With so few vaquitas left, experts advising the Mexican government have proposed capturing several specimens and holding them in a sea pen as a way of conserving the species until the threat to its habitat is removed. It’s a last-ditch measure that conservationists had hoped they would never have to resort to.
“We had always been opposed to captivity,” said Lorenzo Rojas Bracho, a marine mammal expert at INECC and the chairman of an advisory group, the International Committee for Vaquita Recovery. But nobody expected that the population would decline so quickly.
“There are risks,” Dr. Rojas Bracho said of the capture plan. “But they are fewer than leaving them with the fishing as it is.”
The plan would entail training United States Navy dolphins to locate vaquitas, capturing them for transfer to a temporary pool and then to a sea pen to be built in their habitat along the Gulf of California coast. The majority of vaquitas would remain in the wild.
But the unknowns loom large. “We don’t know whether they find them,” Dr. Taylor said of the dolphins. “We don’t know whether we can catch them. We don’t know how they will react.”

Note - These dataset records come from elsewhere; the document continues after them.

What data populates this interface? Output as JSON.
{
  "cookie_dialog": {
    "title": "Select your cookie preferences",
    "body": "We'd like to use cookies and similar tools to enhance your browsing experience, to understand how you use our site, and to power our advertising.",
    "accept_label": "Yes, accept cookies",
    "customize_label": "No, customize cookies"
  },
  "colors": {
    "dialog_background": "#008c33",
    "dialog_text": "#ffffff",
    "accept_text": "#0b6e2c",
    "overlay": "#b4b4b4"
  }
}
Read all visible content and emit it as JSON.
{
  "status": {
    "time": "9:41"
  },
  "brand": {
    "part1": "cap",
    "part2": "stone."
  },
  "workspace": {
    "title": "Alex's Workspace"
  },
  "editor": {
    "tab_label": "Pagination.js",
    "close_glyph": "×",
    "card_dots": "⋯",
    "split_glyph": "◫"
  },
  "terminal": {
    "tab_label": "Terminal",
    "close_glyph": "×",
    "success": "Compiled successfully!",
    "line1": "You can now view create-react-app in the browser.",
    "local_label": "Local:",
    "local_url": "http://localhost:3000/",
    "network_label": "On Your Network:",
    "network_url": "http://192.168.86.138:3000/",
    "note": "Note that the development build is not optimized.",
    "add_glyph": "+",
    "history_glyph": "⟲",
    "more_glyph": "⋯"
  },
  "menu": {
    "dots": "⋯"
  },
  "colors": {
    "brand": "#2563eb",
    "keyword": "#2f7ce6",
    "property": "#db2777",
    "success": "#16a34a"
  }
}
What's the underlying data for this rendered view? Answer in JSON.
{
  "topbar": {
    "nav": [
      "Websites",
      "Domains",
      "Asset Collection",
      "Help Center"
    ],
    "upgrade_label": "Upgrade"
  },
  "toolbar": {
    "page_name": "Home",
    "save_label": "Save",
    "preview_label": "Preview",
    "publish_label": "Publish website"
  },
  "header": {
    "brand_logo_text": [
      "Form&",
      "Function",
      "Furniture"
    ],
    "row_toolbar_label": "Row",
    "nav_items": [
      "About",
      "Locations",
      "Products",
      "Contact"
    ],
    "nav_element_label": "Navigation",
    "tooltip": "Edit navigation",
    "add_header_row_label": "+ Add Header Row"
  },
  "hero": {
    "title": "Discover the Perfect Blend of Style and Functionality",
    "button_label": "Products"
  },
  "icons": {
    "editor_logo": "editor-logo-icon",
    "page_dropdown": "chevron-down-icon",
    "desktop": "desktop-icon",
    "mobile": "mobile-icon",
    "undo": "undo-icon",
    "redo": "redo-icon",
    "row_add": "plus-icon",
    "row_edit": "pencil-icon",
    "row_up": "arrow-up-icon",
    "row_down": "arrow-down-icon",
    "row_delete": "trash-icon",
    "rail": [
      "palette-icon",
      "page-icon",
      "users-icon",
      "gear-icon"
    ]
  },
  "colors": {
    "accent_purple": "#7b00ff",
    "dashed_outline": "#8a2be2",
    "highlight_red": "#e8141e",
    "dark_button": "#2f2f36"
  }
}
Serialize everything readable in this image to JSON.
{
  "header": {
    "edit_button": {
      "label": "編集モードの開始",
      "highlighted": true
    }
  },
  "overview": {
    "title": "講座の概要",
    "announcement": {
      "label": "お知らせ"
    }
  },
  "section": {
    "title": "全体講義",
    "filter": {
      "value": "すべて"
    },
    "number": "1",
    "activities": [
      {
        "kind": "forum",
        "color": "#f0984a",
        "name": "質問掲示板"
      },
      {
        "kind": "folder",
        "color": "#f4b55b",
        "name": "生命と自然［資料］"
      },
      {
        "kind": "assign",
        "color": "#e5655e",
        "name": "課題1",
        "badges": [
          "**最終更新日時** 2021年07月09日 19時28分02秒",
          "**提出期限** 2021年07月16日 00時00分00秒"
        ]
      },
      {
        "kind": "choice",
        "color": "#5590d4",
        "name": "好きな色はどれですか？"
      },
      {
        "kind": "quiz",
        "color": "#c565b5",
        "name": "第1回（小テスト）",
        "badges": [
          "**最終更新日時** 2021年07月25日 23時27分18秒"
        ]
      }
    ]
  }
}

“If you get a negative result in any one of these steps,” she added, “it’s basically game over” for the capture plan. Even in the best of scenarios, breeding in captivity is unlikely to restore the population. A female vaquita gives birth to one calf every two years on average.
If the proposal goes forward, the vaquita would join other species at the brink of extinction — like the California condor and the golden lion tamarin, in Brazil — that are being closely managed in some form distinct from their natural setting. It would be the first such effort for a marine mammal.